Magnetic name tags stuck to shirts where paper ones would have been. Metal utensils wrapped in cloth napkins — no plastic utensils. Questions taken via text message to a central number rather than written on dozens of index cards. Cardboard boxes for food waste rather than trash cans for all trash.
During a daylong event at Texas Woman’s University where students and faculty discussed the impact of plastic on the environment, five TWU students worked to see if they could keep the 2020 Sci-Southwest Regional Symposium a zero-waste event.
As the first event of the day, TWU’s Zero Impact Team told an audience of about 50 people the story of how they planned the event with a zero-waste mindset. They met with students and faculty from the University of Wisconsin-Madison in the fall to help them map out their journey.
Zero waste is a lifestyle with a goal of sending no trash to landfills, incinerators or oceans. It involves planning to use reusable materials, materials sourced from recycled or composted materials and leaving no waste — food or materials — at the end of the day.
This means keeping plastic out of the equation.
While some plastic like bottles can be recycled, only about one-third of recycled plastic is turned into new products. Nonrecyclable plastic, or plastic that shouldn’t into the recycling bin, can contaminate the batch it was thrown into.
Speaking about plastic, environmental studies professor Cathy Middlecamp from UW-Madison said recycling isn’t enough.
“It’s not just about recycling,” Middlecamp said. “In fact, it may never have been about recycling. It’s about cutting it off at the source before we ever need to recycle that.”
Middlecamp’s students, who helped the TWU students, said zero waste is a matter of controversy in the sustainability community since it doesn’t actually mean no waste. The idea of zero waste is meant to encourage people to decrease the waste they have, but it’s impossible to have no waste, Riley Collins said.
“The way we define it is zero waste means 90-plus percent of observable physical waste is diverted from the landfill,” Collins said. “So that’s quite a complicated definition of zero waste and unfortunately doesn’t mean always.”
By observable waste, Collins said they’re not including carbon emissions in their waste.
The TWU team said their initial intent was zero impact, which goes further than zero waste.
Zero impact tracks the environmental impact from our daily lives to calculate the carbon impact in hopes of making changes to reduce that impact. The students said it’s nearly impossible to do zero impact.
To try to keep the event zero-waste, the Zero Impact Team provided reusable glassware — which they said would also be readily available to other TWU departments and organizations for future events. They also provided magnetic name tags that can be returned to reuse for future events, offered cloth napkins and asked guests to bring their own water bottles.

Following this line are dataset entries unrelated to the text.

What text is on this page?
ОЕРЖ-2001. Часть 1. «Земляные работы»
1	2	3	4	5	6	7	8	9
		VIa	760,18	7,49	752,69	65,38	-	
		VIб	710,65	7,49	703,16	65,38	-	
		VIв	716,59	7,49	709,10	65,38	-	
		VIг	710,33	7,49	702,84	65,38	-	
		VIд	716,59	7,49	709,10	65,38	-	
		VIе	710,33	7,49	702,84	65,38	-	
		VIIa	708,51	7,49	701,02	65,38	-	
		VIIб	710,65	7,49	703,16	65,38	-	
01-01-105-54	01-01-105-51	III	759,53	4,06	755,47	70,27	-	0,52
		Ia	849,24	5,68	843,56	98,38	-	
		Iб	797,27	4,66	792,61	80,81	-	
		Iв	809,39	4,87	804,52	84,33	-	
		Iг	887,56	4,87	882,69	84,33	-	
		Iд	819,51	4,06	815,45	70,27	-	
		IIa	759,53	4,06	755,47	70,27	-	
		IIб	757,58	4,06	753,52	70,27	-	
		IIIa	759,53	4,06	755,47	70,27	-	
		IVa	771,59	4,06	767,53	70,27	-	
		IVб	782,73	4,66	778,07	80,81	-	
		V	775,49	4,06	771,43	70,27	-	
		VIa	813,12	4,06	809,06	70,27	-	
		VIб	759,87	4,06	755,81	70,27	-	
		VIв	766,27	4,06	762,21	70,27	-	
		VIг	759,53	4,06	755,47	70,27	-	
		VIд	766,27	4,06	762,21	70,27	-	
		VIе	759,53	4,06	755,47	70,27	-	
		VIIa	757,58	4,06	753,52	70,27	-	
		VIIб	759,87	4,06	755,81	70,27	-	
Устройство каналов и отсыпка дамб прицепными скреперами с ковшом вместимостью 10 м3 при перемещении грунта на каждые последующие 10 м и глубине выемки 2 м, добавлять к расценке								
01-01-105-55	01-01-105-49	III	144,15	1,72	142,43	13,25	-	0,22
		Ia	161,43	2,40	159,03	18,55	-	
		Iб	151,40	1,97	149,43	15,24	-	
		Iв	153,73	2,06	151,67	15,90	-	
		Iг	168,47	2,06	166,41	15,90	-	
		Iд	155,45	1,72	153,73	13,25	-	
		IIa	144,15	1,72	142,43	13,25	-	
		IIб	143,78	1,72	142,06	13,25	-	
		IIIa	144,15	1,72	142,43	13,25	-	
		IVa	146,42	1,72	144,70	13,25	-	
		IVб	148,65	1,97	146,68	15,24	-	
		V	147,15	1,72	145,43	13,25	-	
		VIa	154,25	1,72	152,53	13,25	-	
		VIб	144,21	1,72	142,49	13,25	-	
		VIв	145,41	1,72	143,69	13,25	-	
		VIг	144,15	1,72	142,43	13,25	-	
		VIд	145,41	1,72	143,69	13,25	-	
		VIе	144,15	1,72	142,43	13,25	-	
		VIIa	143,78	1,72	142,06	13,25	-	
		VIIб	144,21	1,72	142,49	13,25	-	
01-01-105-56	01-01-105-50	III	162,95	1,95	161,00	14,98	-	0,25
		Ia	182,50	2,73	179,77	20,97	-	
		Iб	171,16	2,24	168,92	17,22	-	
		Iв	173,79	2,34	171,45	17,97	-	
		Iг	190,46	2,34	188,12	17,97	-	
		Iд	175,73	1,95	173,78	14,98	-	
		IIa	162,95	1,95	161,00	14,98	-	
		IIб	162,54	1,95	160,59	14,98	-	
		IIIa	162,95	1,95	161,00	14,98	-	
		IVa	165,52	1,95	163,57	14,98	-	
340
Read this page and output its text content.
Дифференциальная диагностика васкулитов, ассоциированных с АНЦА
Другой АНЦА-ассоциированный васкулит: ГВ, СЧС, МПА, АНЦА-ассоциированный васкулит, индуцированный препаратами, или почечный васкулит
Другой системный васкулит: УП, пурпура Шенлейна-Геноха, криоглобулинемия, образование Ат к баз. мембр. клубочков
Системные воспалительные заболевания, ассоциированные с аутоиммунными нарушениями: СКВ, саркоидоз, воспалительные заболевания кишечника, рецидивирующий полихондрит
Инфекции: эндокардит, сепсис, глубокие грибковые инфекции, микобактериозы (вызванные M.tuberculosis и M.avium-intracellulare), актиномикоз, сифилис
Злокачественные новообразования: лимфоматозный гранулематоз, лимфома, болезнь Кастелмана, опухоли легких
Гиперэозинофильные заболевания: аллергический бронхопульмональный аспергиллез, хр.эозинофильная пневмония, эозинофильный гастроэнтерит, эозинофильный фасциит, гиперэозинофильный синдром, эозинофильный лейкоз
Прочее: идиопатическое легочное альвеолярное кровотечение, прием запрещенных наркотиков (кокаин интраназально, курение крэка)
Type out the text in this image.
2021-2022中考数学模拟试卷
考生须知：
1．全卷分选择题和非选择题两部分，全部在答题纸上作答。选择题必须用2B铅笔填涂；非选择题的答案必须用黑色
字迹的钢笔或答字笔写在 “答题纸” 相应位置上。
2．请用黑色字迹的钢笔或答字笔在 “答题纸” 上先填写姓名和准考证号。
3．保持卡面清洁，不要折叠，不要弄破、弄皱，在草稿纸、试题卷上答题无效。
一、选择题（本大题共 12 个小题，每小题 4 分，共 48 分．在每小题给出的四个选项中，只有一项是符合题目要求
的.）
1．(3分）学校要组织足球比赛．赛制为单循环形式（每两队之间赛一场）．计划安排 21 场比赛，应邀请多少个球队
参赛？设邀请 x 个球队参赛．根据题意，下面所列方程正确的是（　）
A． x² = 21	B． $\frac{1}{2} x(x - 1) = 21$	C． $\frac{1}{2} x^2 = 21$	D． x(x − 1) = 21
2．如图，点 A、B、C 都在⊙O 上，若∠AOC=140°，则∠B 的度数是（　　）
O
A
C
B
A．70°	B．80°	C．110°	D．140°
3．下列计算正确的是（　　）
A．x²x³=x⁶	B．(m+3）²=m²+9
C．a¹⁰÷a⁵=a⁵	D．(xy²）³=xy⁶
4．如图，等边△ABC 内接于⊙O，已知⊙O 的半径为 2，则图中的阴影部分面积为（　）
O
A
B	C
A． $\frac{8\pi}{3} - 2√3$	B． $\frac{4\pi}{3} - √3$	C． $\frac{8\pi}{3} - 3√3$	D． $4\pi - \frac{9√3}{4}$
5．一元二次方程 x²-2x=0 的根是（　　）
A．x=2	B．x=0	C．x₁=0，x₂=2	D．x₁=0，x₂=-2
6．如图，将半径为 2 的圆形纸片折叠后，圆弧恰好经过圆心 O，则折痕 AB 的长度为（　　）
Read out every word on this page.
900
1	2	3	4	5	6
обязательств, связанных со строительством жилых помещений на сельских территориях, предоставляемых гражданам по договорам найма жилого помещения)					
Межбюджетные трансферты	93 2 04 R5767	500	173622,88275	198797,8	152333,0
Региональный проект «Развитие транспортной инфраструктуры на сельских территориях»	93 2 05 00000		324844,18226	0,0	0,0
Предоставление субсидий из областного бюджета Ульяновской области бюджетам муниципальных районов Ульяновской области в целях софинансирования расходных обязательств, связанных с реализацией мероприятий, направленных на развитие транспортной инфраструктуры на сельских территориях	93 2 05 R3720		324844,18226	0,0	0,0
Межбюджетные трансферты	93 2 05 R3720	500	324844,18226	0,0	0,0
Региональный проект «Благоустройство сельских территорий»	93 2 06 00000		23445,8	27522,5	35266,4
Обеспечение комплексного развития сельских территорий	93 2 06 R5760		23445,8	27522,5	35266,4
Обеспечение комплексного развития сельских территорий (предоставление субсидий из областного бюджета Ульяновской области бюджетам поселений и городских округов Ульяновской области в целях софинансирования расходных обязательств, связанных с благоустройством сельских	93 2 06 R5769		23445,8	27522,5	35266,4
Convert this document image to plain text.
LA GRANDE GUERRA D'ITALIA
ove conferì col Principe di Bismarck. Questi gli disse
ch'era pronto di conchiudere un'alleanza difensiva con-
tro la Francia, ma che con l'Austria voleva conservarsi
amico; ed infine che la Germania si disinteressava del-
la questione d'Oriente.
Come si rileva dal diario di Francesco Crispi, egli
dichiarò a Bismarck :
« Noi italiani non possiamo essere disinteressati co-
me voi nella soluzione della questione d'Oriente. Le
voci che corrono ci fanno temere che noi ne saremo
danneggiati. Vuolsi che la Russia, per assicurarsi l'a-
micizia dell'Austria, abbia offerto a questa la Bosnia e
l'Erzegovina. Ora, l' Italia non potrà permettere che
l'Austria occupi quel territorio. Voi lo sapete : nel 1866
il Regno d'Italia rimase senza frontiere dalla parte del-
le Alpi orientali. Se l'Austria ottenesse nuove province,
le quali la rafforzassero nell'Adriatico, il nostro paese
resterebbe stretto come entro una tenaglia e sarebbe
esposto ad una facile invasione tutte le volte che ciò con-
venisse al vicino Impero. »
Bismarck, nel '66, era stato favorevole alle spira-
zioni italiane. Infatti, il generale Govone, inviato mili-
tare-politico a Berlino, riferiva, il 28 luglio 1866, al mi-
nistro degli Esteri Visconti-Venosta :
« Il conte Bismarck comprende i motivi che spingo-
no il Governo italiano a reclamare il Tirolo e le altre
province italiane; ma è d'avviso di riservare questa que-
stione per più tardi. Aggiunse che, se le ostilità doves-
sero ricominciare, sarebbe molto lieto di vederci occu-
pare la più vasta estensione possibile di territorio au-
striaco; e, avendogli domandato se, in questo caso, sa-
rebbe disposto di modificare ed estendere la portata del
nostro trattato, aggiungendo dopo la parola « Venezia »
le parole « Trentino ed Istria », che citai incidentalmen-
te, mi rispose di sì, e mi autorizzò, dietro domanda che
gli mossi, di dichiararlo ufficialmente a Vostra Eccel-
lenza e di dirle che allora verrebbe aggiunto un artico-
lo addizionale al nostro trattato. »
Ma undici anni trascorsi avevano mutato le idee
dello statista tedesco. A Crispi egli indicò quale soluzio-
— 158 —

With food, the team also wanted to find an eco-friendly restaurant that also sources ingredients locally. They found that in Mellow Mushroom, a chain pizzeria with a location near downtown. The team said the restaurant’s boxes, napkins and cups are made from 100% recycled materials, and they print with environmentally friendly soy ink.
Liliana Driver, a member of the Zero Impact Team, explained that Mellow Mushroom locally sources its recyclable material from Pratt Industries, the city’s recycling partner.
“What they do is take our recycled cardboard, send it to Shreveport, Louisiana, to process the material, they send it back to Fort Worth to Pratt Fort Worth boxing plant and from there, that’s the material we get, which leaves a low impact on our environment,” Driver said.
In place of trash bins collecting food waste, the team provided compost bins, which they would then take to their faculty adviser’s personal compost bin.
Instead of offering everyone their own copy of the schedule and abstracts for each presentation, attendees were encouraged to either take pictures or provide their email addresses to be sent information. At the registration desk, there was only one copy of a few different informative sheets.
Besides bringing their own beverage containers, attendees were asked to further help reduce their carbon emissions by carpooling, and finding hotels for people flying in for the event that also offer shuttle services — although they acknowledged there wasn’t too much they could do about carbon emissions for people taking flights to Texas for the event.
It would still take a lot of action from many people, and large-scale changes, to reduce our carbon footprint. Team member Raven Gallenstein said one of the best ways to make these changes is to make recycling and zero-waste practices a habit, starting at a young age.
“People will do habits because it’s easy, convenient. ... Unless it’s something we can do without thinking, we probably won’t [do it],” Gallenstein said.